In this folder we show how to deploy a Concrete ML model that does sentiment analysis, either through Docker or Amazon Web Services. This is based on the sentiment analysis use case example where a XGBoost model is trained on top of a Transformer model.

Get started

To run this example on AWS you will also need to have the AWS CLI properly setup on your system. To do so please refer to AWS documentation. One can also run this example locally using Docker, or just by running the scripts locally.
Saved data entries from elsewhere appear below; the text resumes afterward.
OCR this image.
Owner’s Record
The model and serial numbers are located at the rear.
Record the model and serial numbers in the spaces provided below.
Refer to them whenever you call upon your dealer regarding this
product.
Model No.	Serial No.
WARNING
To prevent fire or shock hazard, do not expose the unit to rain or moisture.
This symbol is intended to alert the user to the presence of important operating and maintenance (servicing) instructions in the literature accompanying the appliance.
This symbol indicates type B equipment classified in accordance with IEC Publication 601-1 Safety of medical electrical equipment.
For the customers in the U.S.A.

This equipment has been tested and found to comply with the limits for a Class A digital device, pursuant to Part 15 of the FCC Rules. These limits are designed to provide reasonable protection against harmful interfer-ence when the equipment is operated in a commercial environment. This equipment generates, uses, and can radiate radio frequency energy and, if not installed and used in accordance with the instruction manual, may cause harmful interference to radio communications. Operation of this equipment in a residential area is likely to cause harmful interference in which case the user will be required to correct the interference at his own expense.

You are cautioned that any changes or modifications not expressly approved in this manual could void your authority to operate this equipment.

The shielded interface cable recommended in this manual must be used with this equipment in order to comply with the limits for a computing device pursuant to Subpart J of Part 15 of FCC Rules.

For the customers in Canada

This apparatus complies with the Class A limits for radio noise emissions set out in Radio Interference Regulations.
  1. To train your model you can use train.py, or train_with_docker.sh to use Docker (recommended). This operation might take some time. This will train a model and serialize the FHE circuit. This will result in a new folder called ./dev.
  2. Once that's done you can use the script provided in Concrete ML in src/concrete/ml/deployment/, use deploy_to_docker.py.
  • python use_case_examples/deployment/server/deploy_to_docker.py
  1. Once that's done you can launch the build_docker_client_image.sh script to build a client Docker image.
  2. You can then run the client by using the client.sh script. This will run the container in interactive mode. To interact with the server you can launch the client.py script using URL="<my_url>" python client.py where <my_url> is the content of the url.txt file.

And here it is you deployed a Concrete ML model and ran an inference using Fully Homormophic Encryption.